Cost accounting is a method of accounting that focuses purely on a business’s costs – both fixed and variable. Using the cost accounting method, companies track all of their costs and allocate them to individual processes or units of production, allowing managers to better understand the economics of their business’s activities.
Cost accounting is especially important for businesses that manufacture and sell at scale and/or have diverse product lines, as these companies have many costs associated with manufacturing, packaging, and distributing their goods. For these types of businesses, accounting for costs is critical to accurately calculating profit margins, as well as budgeting, forecasting and identifying efficiencies.
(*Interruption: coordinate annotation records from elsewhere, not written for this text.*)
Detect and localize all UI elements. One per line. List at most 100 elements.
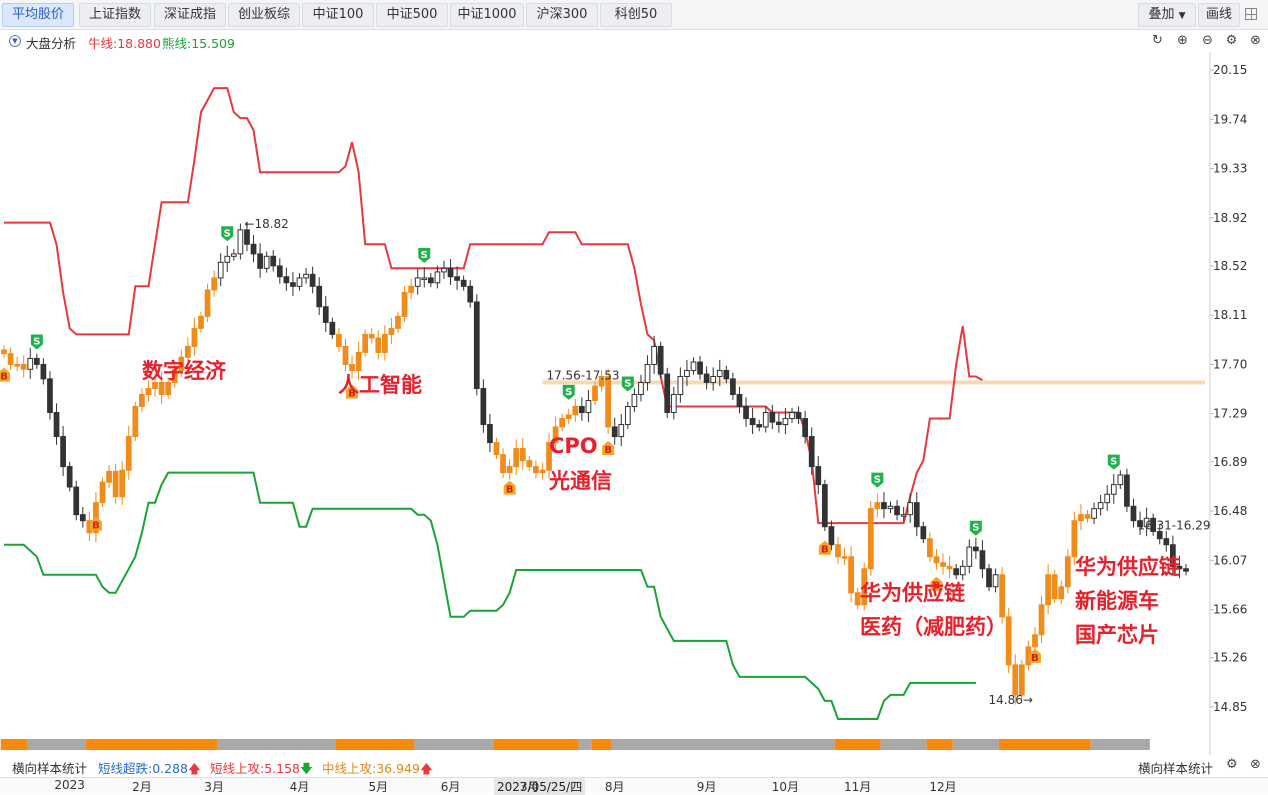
buy-signal-icon: B <box>89 516 102 532</box>
horizontal-sample-label-right: 横向样本统计 <box>1138 761 1214 776</box>
candle <box>907 493 914 523</box>
sell-signal-icon: S <box>30 334 43 350</box>
phase-strip-segment <box>591 739 612 750</box>
y-tick-label: 14.85 <box>1213 700 1247 714</box>
candle <box>198 311 204 333</box>
candle <box>336 328 342 353</box>
price-label: 16.31-16.29 <box>1137 519 1210 533</box>
tab-shanghai-index[interactable]: 上证指数 <box>79 3 151 27</box>
candle <box>388 317 395 344</box>
candle <box>1058 580 1065 605</box>
candle <box>519 438 526 471</box>
candle <box>454 266 460 290</box>
sector-annotation: CPO <box>549 434 598 458</box>
candle <box>749 407 756 435</box>
candle <box>572 398 579 422</box>
settings-gear-icon[interactable]: ⚙ <box>1226 757 1238 772</box>
footer-stats: 横向样本统计 短线超跌:0.288🡅 短线上攻:5.158🡇 中线上攻:36.9… <box>0 755 1268 777</box>
tab-average-price[interactable]: 平均股价 <box>2 3 74 27</box>
sell-signal-icon: S <box>562 384 575 400</box>
candle <box>966 539 973 574</box>
sector-annotation: 光通信 <box>548 469 612 493</box>
resistance-band <box>542 380 1205 385</box>
candle <box>1183 563 1189 576</box>
tab-chinext[interactable]: 创业板综 <box>228 3 300 27</box>
short-oversold-stat: 短线超跌:0.288🡅 <box>98 758 201 781</box>
tab-csi500[interactable]: 中证500 <box>376 3 448 27</box>
candle <box>1104 485 1111 511</box>
overlay-dropdown[interactable]: 叠加 ▼ <box>1138 3 1196 27</box>
y-tick-label: 16.48 <box>1213 504 1247 518</box>
sell-signal-icon: S <box>1107 454 1120 470</box>
close-icon[interactable]: ⊗ <box>1250 757 1261 772</box>
month-tick-label: 2023 <box>54 778 85 792</box>
candle <box>913 492 920 537</box>
candle <box>1176 555 1183 579</box>
candle <box>224 245 231 272</box>
candle <box>1051 569 1058 604</box>
tab-shenzhen-index[interactable]: 深证成指 <box>154 3 226 27</box>
short-oversold-value: 短线超跌:0.288 <box>98 761 188 776</box>
zoom-in-icon[interactable]: ⊕ <box>1177 33 1188 48</box>
reset-icon[interactable]: ↻ <box>1152 33 1163 48</box>
candle <box>79 506 86 528</box>
svg-text:B: B <box>348 388 356 399</box>
phase-strip-segment <box>578 739 592 750</box>
candle <box>795 406 802 425</box>
candle <box>716 359 723 386</box>
candle <box>920 521 927 544</box>
phase-strip-segment <box>217 739 336 750</box>
candle <box>395 311 401 333</box>
buy-signal-icon: B <box>602 440 615 456</box>
candle <box>979 540 986 579</box>
tab-csi1000[interactable]: 中证1000 <box>450 3 524 27</box>
settings-gear-icon[interactable]: ⚙ <box>1225 33 1238 48</box>
tab-csi100[interactable]: 中证100 <box>302 3 374 27</box>
overlay-label: 叠加 <box>1148 7 1175 22</box>
tab-hs300[interactable]: 沪深300 <box>526 3 598 27</box>
candle <box>73 480 80 521</box>
candle <box>848 546 854 603</box>
candle <box>290 272 296 296</box>
candle <box>467 280 474 308</box>
candle <box>47 371 53 420</box>
candle <box>552 416 559 453</box>
zoom-out-icon[interactable]: ⊖ <box>1202 33 1213 48</box>
bear-line-value: 熊线:15.509 <box>162 36 235 51</box>
candle <box>303 268 309 284</box>
close-icon[interactable]: ⊗ <box>1250 33 1261 48</box>
draw-line-button[interactable]: 画线 <box>1198 3 1240 27</box>
candle <box>322 296 329 332</box>
arrow-down-icon: 🡇 <box>300 761 313 776</box>
candle <box>60 425 66 477</box>
candle <box>973 537 979 559</box>
y-tick-label: 16.89 <box>1213 455 1247 469</box>
candle <box>349 355 355 379</box>
candle <box>40 358 47 385</box>
candle <box>815 456 822 495</box>
candle <box>900 506 907 522</box>
phase-strip-segment <box>86 739 218 750</box>
tab-star50[interactable]: 科创50 <box>600 3 672 27</box>
buy-signal-icon: B <box>346 384 359 399</box>
candle <box>441 260 447 279</box>
candle <box>841 547 848 565</box>
grid-layout-icon[interactable] <box>1245 8 1257 20</box>
candle <box>756 419 763 432</box>
candle <box>1091 502 1097 524</box>
candlestick-chart: B S B S B S B S B S B S B S B S ←18.82 17.56-17.53 14.86→… <box>0 52 1247 755</box>
candle <box>697 355 703 380</box>
candle <box>33 353 40 369</box>
candle <box>762 406 769 433</box>
month-tick-label: 10月 <box>771 780 800 794</box>
candle <box>1084 509 1091 523</box>
sector-annotation: 华为供应链 <box>1075 555 1181 579</box>
y-tick-label: 20.15 <box>1213 63 1247 77</box>
candle <box>861 562 868 611</box>
candle <box>20 355 27 378</box>
candle <box>684 359 690 386</box>
candle <box>789 407 795 423</box>
buy-signal-icon: B <box>503 480 516 496</box>
collapse-toggle-icon[interactable]: ▼ <box>9 35 21 47</box>
svg-text:B: B <box>933 581 941 592</box>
More than other types of accounting, cost accounting gives companies a comprehensive view of their costs. Cost accounting tracks all of a company’s costs associated with its offerings and allocates them to specific products or activities. Whereas in financial accounting, costs appear as just one- or two-line items on a budget, cost accounting lets businesses break expenses down to see exactly what is driving costs. This can provide better insights into what the company can do to cut costs and increase profits.
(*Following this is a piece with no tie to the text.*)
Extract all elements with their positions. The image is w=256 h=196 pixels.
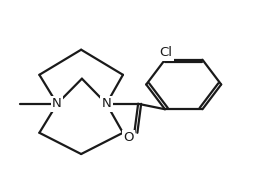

After all, there are only two ways for companies to make more money: They can either increase sales (which is largely beyond their control), or they can cut costs (which they have greater control over).
What are the benefits of cost accounting?
Not only can you understand the total costs involved to produce your products, but it can be easier to spot instances of overcharging by vendors. Additionally, your company may be able to find efficiencies that allow you to save money.
Some of the benefits of cost accounting include the following:
Cost allocation: Managers can allocate costs by product line and per unit of production or hour of labor.
Profit drivers: Cost accounting helps business owners gain a deeper understanding of their profit margin and what drives it.
Budgeting and forecasting: Calculating costs for individual activities helps senior managers plan for future spending and forecast their finances into the future.
Cost savings: Using cost accounting, businesses may be able to identify new efficiencies to help save money.
Quicker decisions: Cost accounting can help managers respond quickly to changes in the market, such as when the cost of raw materials increases.
Additionally, cost accounting can also help business owners make sure they capture all of their tax-deductible expenses.